Salvadori, racconta della propria meraviglia di fronte a un cartone che in qualche modo rende viva e presente la complessità del lavoro di ricerca e di scavo compiuto dall’artista per dare forma a esperienza fuori della parola. “La riuscita estetica di questo lavoro renda guardabile tutto, anche l’orrore.

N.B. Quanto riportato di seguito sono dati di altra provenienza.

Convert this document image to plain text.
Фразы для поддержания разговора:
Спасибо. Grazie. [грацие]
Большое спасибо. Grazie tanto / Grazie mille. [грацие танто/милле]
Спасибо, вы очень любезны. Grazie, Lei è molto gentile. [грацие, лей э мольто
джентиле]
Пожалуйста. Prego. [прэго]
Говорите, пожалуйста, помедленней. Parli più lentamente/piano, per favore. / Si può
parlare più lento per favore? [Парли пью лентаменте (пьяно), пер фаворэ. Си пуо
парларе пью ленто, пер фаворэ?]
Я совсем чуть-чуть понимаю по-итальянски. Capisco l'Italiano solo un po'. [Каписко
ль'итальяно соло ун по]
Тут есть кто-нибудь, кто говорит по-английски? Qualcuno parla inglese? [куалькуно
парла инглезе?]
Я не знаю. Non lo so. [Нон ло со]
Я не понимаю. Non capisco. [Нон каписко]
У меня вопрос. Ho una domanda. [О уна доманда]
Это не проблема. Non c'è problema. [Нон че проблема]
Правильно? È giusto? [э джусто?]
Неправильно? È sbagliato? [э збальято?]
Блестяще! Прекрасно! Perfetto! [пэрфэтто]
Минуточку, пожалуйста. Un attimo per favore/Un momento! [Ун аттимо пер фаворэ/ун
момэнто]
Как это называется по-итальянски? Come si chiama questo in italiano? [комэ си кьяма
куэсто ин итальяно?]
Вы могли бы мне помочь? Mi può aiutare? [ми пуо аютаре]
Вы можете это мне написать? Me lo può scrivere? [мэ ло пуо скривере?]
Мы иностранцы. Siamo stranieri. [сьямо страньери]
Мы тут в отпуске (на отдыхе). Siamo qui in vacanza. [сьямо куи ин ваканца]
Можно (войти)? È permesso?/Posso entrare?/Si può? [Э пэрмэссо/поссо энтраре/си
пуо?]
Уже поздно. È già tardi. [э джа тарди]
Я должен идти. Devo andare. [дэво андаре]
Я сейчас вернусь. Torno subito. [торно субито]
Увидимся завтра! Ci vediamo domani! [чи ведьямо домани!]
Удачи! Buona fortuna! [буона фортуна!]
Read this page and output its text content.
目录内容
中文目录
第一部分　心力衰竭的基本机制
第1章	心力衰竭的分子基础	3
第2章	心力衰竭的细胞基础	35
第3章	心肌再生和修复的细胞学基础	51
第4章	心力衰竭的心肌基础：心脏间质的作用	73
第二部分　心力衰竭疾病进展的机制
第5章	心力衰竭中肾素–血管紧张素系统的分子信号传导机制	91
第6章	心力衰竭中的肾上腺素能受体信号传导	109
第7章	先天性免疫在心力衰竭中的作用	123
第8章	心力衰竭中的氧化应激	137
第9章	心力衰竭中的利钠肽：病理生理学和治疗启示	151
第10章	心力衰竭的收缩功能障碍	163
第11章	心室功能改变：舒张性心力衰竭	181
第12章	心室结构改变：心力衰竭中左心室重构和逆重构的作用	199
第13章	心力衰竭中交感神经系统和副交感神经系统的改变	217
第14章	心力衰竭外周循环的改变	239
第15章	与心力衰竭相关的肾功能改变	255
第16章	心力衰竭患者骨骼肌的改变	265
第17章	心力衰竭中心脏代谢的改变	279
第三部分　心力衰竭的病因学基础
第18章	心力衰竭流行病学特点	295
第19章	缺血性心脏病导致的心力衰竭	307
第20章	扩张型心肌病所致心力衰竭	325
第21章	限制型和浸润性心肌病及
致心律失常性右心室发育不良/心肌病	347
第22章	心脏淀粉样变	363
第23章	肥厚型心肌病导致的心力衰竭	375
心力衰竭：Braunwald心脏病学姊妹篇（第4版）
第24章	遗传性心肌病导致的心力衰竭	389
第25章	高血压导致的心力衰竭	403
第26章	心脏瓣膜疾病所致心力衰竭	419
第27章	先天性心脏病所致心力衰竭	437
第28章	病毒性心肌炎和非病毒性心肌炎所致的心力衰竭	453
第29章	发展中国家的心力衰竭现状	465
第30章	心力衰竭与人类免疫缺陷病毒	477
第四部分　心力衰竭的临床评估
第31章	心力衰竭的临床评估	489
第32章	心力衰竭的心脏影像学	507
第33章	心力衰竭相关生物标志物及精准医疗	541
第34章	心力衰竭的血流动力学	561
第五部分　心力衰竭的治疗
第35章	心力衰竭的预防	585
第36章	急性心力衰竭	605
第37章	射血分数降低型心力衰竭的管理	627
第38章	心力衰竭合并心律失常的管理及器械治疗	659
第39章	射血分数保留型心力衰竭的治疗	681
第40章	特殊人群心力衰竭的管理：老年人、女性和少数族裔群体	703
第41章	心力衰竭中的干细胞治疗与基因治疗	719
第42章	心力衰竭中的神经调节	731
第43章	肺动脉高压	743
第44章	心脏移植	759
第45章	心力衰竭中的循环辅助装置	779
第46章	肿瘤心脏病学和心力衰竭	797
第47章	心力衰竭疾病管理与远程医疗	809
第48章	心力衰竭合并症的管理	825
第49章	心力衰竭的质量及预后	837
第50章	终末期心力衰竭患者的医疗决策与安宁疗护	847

Ciò che è Incompiuto ha dunque la qualità di far emergere l’essenza del processo artistico, lo sforzo di portare alla luce ciò che era assente: pulsazioni, ritmi e battito dell’anima che vengono in superficie”.
Il commento di Chianese riprende del lavoro di Green il pensiero sullo sfumato come allusione doppia al desiderio del bambino di restare nell’alveo materno ma anche di andare verso il cugino. Un piano di slittamento tra omosessualità, fantasia gemellare, gestazione, vita intrauterina, formazione del corpo e dell’anima. Ma a colpire Chianese è soprattutto una citazione che lo stesso Freud fa del filosofo Taine, su “figure che straboccano di idee e situazioni inespresse”: “Tutti noi mostriamo ancora troppo poco rispetto per la Natura, che è piena di infinite ragioni che non furono mai in esperienza. Ognuno di noi corrisponde a uno di queste ragioni che urgono all’esperienza”. È lo spunto per pensare una psicoanalisi costantemente alle prese con la difficoltà di far emergere e circoscrivere l’unicità e la singolarità e l’essenza irripetibili dell’altro.